#3
by Pisan Higenadon
Magazinciler! Onları hiçbir zaman sevemedi. Ulusun beyinlerini gereksiz bilgilerle doldurmak ve kişileri gündelik yaşamlarında verim vermeyecek sohbetlere itmek onun gözünde suçtan farksızdı. Kişinin magazine harcayacağı vakit çok daha verim barındıran eylemler uğruna harcanabilirdi. Sert bakışla onları kendinden uzak tuttu. Asla ellerine malzeme vermeyecekti. Onların ardından ortam sakinleşince rahatladı. Dostunun yanına gittik ve omzundan kavradı. ”Sinekler uçuştuğuna göre içmeye devam edebiliriz, değil mi?” Her an takındığı sert suratı dostu ile baş başa iken yumuşadı ve daha az tehditkâr bir hâl aldı. Kırk yılın başı içebiliyordu dostu ile. Tadını sonuna kadar çıkarmak hakkı, değil mi? Tekrardan Dinlenme Tesisleri’ne geçtiler ve kalktıkları masaya oturdular. Deith her ne kadar rastgele bir masaya razı olsa da Pisan ısrar etti. Onun için yaşanmışlıklar çok önemli idi. Beraber içiyor oldukları masa mesela. Bir kere oraya oturmuşlardı. Artık o rastgele bir masa değildi. Dostu ile baş başa eğlendiği bir masaydı. Özeldi! Tam tekrardan keyifleniyordu ki sekreter içeri girdi ve görüşme için onları çağırdı. Hevesi kursağında kalan Pisan sertçe içkisini masaya indirdi ve hışımla ayağı kalktı. Sekretere önden gitmesini işaret ettikten sonra dostuna döndü. Bilindik sert suratı geri dönmüştü. ”Gidelim, dost! Yerine getirmemiz gereken sorumluluklarımız var.”

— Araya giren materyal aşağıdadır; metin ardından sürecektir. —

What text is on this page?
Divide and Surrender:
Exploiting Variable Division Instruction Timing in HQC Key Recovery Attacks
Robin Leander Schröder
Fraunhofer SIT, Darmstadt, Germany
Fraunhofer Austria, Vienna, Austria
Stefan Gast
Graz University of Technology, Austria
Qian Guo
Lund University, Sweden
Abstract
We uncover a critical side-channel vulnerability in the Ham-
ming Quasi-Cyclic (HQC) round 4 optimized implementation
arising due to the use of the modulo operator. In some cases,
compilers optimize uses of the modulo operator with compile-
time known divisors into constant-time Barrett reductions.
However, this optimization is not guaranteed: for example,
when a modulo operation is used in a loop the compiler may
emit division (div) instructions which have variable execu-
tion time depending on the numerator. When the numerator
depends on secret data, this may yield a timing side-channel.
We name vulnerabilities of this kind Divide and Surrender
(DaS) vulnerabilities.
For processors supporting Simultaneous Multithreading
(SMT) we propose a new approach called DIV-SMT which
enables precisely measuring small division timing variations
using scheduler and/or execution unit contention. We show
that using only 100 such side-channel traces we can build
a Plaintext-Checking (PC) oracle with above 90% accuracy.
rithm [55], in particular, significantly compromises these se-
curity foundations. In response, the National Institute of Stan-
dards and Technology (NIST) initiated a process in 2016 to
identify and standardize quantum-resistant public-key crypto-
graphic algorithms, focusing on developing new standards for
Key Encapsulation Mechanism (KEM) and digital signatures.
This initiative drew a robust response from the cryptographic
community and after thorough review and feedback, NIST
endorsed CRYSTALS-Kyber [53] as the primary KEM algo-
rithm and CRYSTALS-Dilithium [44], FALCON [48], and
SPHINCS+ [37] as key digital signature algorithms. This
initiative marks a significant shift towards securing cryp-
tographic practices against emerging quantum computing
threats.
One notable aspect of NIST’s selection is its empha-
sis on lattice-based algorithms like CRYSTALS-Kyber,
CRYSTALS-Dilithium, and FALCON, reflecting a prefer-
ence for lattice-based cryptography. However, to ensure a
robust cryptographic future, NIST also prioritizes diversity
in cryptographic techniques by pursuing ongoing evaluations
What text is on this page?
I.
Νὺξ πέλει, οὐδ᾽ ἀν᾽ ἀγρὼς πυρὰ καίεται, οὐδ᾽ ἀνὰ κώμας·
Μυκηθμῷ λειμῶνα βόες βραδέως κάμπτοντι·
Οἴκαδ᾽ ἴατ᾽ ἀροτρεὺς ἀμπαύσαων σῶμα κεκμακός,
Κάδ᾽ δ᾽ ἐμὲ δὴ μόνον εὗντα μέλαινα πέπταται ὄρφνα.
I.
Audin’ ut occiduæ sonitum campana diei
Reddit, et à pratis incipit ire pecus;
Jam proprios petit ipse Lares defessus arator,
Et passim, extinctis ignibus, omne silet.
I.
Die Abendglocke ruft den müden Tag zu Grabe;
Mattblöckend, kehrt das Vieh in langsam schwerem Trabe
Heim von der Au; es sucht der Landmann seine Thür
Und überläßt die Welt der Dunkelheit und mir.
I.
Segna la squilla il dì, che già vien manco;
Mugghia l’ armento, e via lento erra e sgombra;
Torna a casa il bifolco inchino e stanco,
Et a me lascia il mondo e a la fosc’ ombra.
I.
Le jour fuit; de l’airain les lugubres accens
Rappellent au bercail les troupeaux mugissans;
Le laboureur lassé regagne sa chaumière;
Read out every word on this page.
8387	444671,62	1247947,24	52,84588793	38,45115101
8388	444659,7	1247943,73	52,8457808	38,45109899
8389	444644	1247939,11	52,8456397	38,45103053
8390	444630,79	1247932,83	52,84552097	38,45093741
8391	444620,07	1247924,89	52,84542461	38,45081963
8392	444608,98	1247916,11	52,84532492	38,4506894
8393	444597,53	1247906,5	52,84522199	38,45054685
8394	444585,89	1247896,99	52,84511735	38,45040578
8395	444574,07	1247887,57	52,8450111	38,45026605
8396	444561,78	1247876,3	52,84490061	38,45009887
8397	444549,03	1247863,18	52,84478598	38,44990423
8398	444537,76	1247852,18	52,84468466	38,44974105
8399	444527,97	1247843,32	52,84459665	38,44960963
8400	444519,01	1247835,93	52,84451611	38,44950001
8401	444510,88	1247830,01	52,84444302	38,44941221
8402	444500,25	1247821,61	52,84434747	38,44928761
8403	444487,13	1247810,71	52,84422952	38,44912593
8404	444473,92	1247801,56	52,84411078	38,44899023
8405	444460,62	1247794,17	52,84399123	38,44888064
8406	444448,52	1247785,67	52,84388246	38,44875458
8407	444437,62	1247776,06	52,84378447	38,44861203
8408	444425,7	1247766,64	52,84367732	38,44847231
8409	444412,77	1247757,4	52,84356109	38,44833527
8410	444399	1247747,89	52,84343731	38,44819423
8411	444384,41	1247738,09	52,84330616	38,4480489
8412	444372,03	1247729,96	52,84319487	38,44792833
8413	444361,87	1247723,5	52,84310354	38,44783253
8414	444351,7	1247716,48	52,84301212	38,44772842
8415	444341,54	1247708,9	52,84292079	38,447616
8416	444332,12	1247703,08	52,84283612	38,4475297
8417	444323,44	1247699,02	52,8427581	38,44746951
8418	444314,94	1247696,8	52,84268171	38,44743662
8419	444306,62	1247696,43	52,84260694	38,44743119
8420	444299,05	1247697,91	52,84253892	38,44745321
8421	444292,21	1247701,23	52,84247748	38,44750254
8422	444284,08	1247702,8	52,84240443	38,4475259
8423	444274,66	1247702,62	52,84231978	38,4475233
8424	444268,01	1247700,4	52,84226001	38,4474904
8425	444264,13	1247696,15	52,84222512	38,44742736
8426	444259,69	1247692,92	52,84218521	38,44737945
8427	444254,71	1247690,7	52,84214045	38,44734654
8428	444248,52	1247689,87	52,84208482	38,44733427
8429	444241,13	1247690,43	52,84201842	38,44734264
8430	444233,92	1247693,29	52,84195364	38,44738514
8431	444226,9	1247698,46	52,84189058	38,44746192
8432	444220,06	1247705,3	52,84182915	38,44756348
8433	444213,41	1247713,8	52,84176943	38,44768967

”Himota devleti Pakt Öncesi’nden beri bu konuda en başarılı olmuş devlettir ve bu başarısını hâlâ sürdürmektedir. Azınlıklarımız ile kökenlerimiz aynıdır. Hepimiz aynı toprakta doğmuş, büyümüş, savaşmış ve kan dökmüş kişileriz. Üzerinde yaşadığımız toprak hepimizin toprağı ve bunun farkındalığını sonsuza dek taşıyacağız. Bütün olmanın kutsallığını bilen kişileriz. Toplum olmanın ne demek olduğunu iyi biliyoruz. Bizim toprağımızda herkes tek bayrak altında, tek devlet yönetiminde, tek ulus olarak yaşamaktadır. Hepimiz Himotalıyız ve hepimiz Himota’ya aitiz. Aynı toprak adına omuz omuza can vermiş kişilerin bağı asla kopmaz! Bir kere birbirimizin kalkanı ve kılıcı olduk, oku ve yayı olduk, aynı tastan yedik ve aynı kaptan içtik, aynı ateşin etrafında ısındık ve aynı çatı altında yatıp kalktık. Birbirimize öğrettik ve birbirimizden öğrendik. En önemlisi asla birbirimizi farklı görmedik. Her an birbirimiz ile paylaştık. Neyimiz varsa birbirimize sunduk. Herkesin benimseyebileceği ortak bir kültür böyle oluşturulur! Birlik ve beraberlikle! Üstünlük taslamaya çalışarak değil! Çıkar gözeterek değil! Onur ve saygı ile! Dışlayarak değil! Eğer azınlık sorununuz varsa bir ulus olmayı becerememişsiniz demektir. Öyle ise kendinize çekin düzen verin çünkü böyle giderse kırılamayacak bir nefret zinciri ile kendinizi boğacaksınız. Diyeceklerim bu kadar!”